Though both AUT and NATFHE approved academic boycotts, the decisions became void when the two merged last year. Therefore, Hickey has introduced a new boycott proposal at the UCU's annual conference, which takes place on May 30 and June 1. Among other things, the proposal demands that no more European Union funds reach Israeli universities.
Worried by the growing trend, Israeli academe which largely ignored the early boycott proposals has geared up to fight this one.
"In practice, our work has just begun," said Ofir Frankel, who coordinates the activities of Bar-Ilan's International Advisory Board for Academic Freedom. "If we manage to thwart the proposed boycott at the conference at the end of the month, that would be wonderful, but our goals are designed for the longer-term. We want to influence public opinion among British academics and provide them with a true picture of Israeli academe."
"Over the last year, you can sense that Israeli academe has united behind our goal," she continued, adding that she plans to attend the conference with a group of Palestinian students who study at Israeli universities, and they will present their work at the same booth.

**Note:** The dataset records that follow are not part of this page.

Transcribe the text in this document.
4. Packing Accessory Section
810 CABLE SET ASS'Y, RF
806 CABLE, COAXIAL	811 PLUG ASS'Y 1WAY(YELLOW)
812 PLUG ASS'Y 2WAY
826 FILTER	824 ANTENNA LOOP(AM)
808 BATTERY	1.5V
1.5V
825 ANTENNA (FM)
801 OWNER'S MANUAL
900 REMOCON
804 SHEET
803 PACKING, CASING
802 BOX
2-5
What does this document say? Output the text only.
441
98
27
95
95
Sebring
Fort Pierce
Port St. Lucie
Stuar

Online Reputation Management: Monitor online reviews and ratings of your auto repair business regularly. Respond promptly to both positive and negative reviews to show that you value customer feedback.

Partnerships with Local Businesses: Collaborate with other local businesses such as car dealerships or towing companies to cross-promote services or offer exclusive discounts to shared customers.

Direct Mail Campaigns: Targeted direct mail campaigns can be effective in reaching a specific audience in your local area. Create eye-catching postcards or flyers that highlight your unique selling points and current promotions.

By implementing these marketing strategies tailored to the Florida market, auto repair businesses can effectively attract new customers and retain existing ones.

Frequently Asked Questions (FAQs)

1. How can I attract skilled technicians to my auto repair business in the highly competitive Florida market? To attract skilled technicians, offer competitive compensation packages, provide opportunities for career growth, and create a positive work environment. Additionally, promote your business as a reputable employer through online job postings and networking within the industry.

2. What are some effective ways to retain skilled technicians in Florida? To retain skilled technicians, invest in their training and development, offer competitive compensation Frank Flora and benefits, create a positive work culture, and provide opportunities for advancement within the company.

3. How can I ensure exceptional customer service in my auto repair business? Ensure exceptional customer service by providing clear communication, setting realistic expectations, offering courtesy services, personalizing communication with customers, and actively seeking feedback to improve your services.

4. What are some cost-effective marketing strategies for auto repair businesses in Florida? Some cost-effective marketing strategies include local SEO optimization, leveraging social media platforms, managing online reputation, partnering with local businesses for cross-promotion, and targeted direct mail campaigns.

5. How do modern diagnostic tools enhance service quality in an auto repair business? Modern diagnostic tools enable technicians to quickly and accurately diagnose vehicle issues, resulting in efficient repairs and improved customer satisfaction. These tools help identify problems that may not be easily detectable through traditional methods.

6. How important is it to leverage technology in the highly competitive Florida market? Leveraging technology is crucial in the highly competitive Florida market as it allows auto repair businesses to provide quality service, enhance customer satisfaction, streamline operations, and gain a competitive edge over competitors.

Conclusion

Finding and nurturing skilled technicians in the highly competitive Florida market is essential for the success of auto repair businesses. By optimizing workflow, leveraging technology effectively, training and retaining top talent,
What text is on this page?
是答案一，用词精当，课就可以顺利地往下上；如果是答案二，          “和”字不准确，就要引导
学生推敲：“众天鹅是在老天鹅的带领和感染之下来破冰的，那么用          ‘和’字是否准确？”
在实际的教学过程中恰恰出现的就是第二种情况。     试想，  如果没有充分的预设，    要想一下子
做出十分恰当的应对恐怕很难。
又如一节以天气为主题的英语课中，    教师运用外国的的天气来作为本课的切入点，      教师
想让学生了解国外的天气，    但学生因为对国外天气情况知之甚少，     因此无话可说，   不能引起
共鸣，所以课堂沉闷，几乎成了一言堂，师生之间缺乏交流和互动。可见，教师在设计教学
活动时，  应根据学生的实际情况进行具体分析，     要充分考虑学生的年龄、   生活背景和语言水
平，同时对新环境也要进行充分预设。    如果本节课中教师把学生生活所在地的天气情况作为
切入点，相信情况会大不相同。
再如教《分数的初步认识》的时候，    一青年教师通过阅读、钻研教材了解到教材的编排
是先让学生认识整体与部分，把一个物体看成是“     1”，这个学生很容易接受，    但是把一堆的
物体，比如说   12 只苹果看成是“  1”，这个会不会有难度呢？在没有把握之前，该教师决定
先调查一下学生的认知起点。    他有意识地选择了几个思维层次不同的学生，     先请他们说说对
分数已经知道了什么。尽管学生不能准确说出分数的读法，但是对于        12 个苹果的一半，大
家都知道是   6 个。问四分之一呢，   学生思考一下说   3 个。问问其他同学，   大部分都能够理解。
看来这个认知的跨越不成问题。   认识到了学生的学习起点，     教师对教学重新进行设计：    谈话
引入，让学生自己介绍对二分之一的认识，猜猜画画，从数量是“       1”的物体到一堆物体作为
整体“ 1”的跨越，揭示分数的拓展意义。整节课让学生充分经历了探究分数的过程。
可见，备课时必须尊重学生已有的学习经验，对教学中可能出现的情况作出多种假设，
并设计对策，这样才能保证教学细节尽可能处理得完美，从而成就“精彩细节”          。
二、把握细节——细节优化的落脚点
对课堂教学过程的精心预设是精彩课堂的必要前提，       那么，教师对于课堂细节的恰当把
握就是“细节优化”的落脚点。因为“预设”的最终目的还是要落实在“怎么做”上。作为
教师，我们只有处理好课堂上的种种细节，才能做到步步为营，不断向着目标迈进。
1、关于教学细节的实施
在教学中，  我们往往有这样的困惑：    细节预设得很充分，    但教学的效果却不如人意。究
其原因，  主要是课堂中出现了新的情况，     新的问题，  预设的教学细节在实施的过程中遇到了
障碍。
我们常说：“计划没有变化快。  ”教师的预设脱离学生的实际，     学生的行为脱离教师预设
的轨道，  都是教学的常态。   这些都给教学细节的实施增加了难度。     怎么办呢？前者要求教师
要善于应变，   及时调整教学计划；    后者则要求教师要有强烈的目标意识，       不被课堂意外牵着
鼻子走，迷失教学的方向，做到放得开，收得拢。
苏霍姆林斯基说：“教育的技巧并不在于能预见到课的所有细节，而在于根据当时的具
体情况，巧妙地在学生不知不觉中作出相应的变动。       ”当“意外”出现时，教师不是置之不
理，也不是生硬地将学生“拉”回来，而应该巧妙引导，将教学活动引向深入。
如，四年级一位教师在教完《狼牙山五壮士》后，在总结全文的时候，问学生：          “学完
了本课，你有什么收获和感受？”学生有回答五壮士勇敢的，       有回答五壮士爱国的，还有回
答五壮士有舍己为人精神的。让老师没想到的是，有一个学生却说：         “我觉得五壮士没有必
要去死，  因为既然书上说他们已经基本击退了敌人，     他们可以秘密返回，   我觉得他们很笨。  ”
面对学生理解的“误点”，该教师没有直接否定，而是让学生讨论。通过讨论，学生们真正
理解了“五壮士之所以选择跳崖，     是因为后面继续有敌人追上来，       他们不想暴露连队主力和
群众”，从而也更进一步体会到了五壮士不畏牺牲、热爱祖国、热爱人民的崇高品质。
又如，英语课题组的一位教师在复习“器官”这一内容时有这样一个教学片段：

At the Brighton meeting, Professor Zvi Hacohen of Ben-Gurion University, a senior official in Israel's lecturers' union, presented two arguments against the boycott: "First, there is widespread cooperation between our universities and Palestinian and Jordanian universities; the proposed boycott will damage this cooperation. Additionally, you must understand that Israeli institutions and universities are not political organizations, and they have no influence over the policies of the government or the parties."
But the British academics were not impressed. "My belief that we need to work for a boycott was only strengthened," said one, Bob Brecher. "The very fact that this delegation came here shows that the academic establishment in Israel is central and influential."
From Brighton, the Israelis proceeded to Birmingham and Manchester to meet undecided voters; they also met with British parliamentarians.